Recall (production mode, threshold 0.50):
| Category | Recall |
|---|---|
| Encoding evasion | 100% |
| Synonym substitution | 100% |
| Homoglyph/Unicode | 95% |
| Structural dilution | 95% |
| Social engineering | 90% |
| Truncation padding | 80% (requires sliding window) |
| Counter-defensive | 80% |
| Implicit instruction | 45% (structural limitation) |
| Fragmentation | 20% (structural limitation; Tier 0 compensates) |
FPR (production mode, held-out eval): 0-33% depending on content type. Best: config/env (0%), worst: agent instructions (33%), workflows (24%).
Cross-Validated Metrics (v3 augmented dataset, 6,340 samples)
5-fold stratified cross-validation on the augmented dataset:
| Metric | Value |
|---|---|
| F1 | 95.51% ± 0.53% |
| Accuracy | 95.71% ± 0.53% |
| Precision | 95.79% ± 1.55% |
| Recall | 95.25% ± 1.21% |
Cross-Validated Metrics (v2 original dataset, 5,671 samples)

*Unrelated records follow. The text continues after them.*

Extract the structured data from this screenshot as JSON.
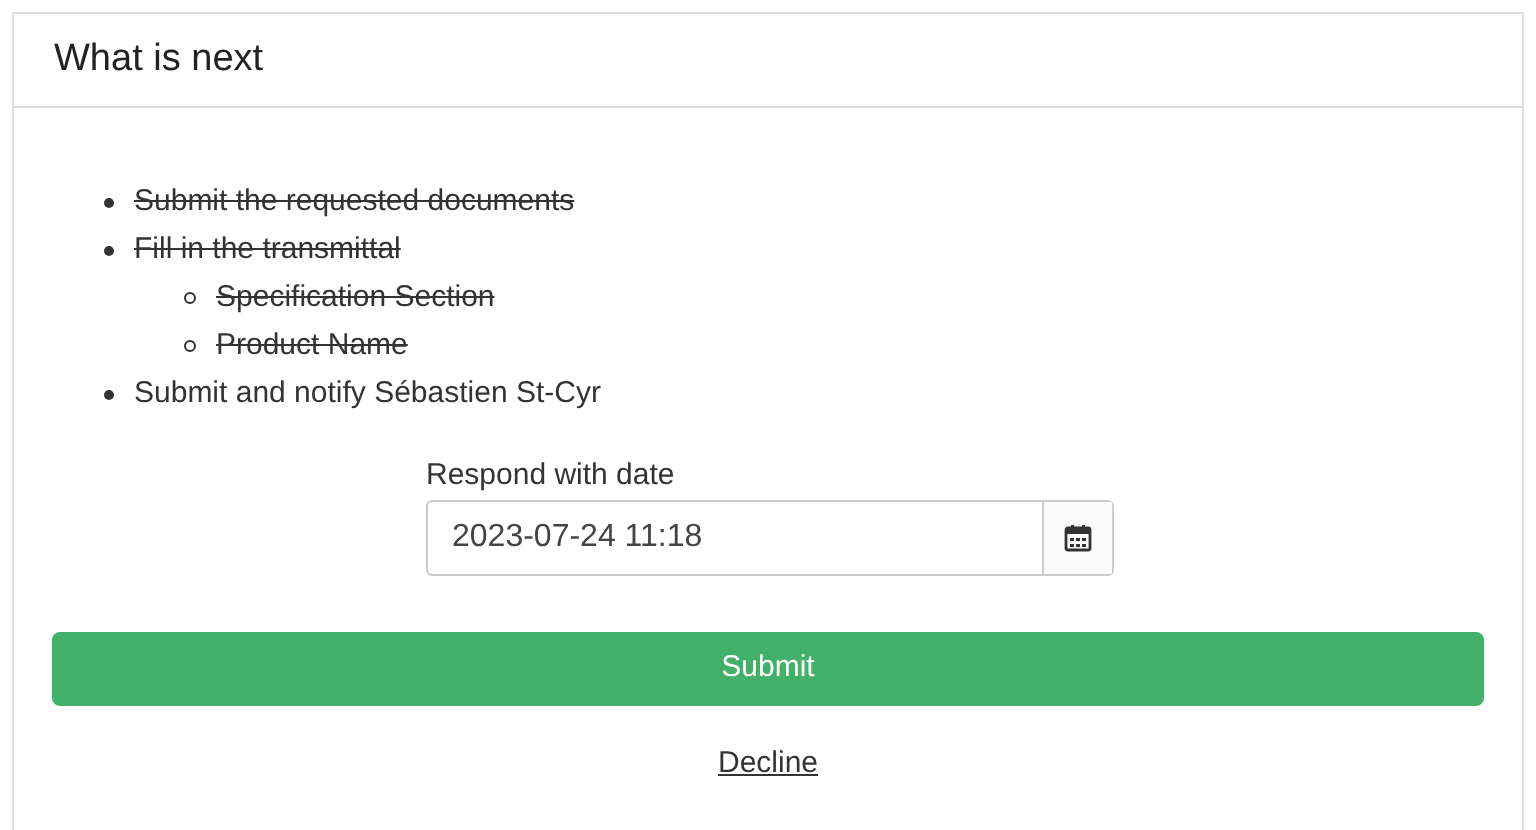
{
  "card": {
    "title": "What is next"
  },
  "tasks": [
    {
      "text": "Submit the requested documents",
      "done": true
    },
    {
      "text": "Fill in the transmittal",
      "done": true,
      "children": [
        {
          "text": "Specification Section",
          "done": true
        },
        {
          "text": "Product Name",
          "done": true
        }
      ]
    },
    {
      "text": "Submit and notify Sébastien St-Cyr",
      "done": false
    }
  ],
  "date_field": {
    "label": "Respond with date",
    "value": "2023-07-24 11:18"
  },
  "buttons": [
    {
      "kind": "primary",
      "label": "Submit"
    },
    {
      "kind": "link",
      "label": "Decline"
    }
  ]
}
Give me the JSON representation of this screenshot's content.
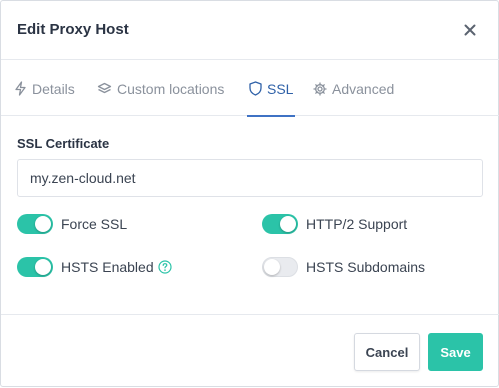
{
  "modal": {
    "title": "Edit Proxy Host"
  },
  "tabs": [
    {
      "label": "Details",
      "icon": "bolt-icon",
      "active": false
    },
    {
      "label": "Custom locations",
      "icon": "layers-icon",
      "active": false
    },
    {
      "label": "SSL",
      "icon": "shield-icon",
      "active": true
    },
    {
      "label": "Advanced",
      "icon": "gear-icon",
      "active": false
    }
  ],
  "ssl": {
    "certificate_label": "SSL Certificate",
    "certificate_value": "my.zen-cloud.net"
  },
  "toggles": {
    "force_ssl": {
      "label": "Force SSL",
      "checked": true
    },
    "http2": {
      "label": "HTTP/2 Support",
      "checked": true
    },
    "hsts_enabled": {
      "label": "HSTS Enabled",
      "checked": true
    },
    "hsts_subdomains": {
      "label": "HSTS Subdomains",
      "checked": false
    }
  },
  "footer": {
    "cancel_label": "Cancel",
    "save_label": "Save"
  },
  "colors": {
    "accent": "#2bc3a8",
    "active_tab": "#2f61a8"
  }
}
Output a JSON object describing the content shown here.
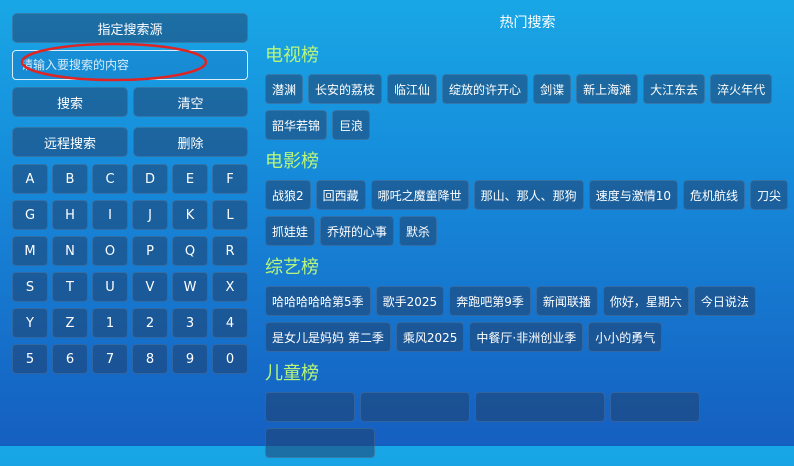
{
  "left": {
    "source_label": "指定搜索源",
    "search_placeholder": "请输入要搜索的内容",
    "search_label": "搜索",
    "clear_label": "清空",
    "remote_search_label": "远程搜索",
    "delete_label": "删除",
    "keys": [
      "A",
      "B",
      "C",
      "D",
      "E",
      "F",
      "G",
      "H",
      "I",
      "J",
      "K",
      "L",
      "M",
      "N",
      "O",
      "P",
      "Q",
      "R",
      "S",
      "T",
      "U",
      "V",
      "W",
      "X",
      "Y",
      "Z",
      "1",
      "2",
      "3",
      "4",
      "5",
      "6",
      "7",
      "8",
      "9",
      "0"
    ]
  },
  "annotation_color": "#e02424",
  "hot": {
    "title": "热门搜索",
    "sections": [
      {
        "name": "电视榜",
        "items": [
          "潜渊",
          "长安的荔枝",
          "临江仙",
          "绽放的许开心",
          "剑谍",
          "新上海滩",
          "大江东去",
          "淬火年代",
          "韶华若锦",
          "巨浪"
        ]
      },
      {
        "name": "电影榜",
        "items": [
          "战狼2",
          "回西藏",
          "哪吒之魔童降世",
          "那山、那人、那狗",
          "速度与激情10",
          "危机航线",
          "刀尖",
          "抓娃娃",
          "乔妍的心事",
          "默杀"
        ]
      },
      {
        "name": "综艺榜",
        "items": [
          "哈哈哈哈哈第5季",
          "歌手2025",
          "奔跑吧第9季",
          "新闻联播",
          "你好，星期六",
          "今日说法",
          "是女儿是妈妈 第二季",
          "乘风2025",
          "中餐厅·非洲创业季",
          "小小的勇气"
        ]
      },
      {
        "name": "儿童榜",
        "items": [
          "",
          "",
          "",
          "",
          ""
        ]
      }
    ]
  }
}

5-fold stratified cross-validation on the original dataset:
| Metric | Value |
|---|---|
| F1 | 95.80% ± 0.65% |
| Accuracy | 95.70% ± 0.66% |
| Precision | 96.23% ± 0.79% |
| Recall | 95.37% ± 0.93% |
Limitations
- Multilingual: Limited non-English training data (~30 samples). Lower recall for non-English attacks.
- 256-token window: Content beyond 256 WordPiece tokens scanned via sliding window (256-token, 128-stride, max 16 chunks). Long benign files may produce false positives from context-free chunks.
- Mean-pooling dilution: Mitigated by line-level code block scanning, but non-fenced prose dilution remains theoretical risk.
- Training bias: Primarily English-language attacks from published research. Novel vectors may evade.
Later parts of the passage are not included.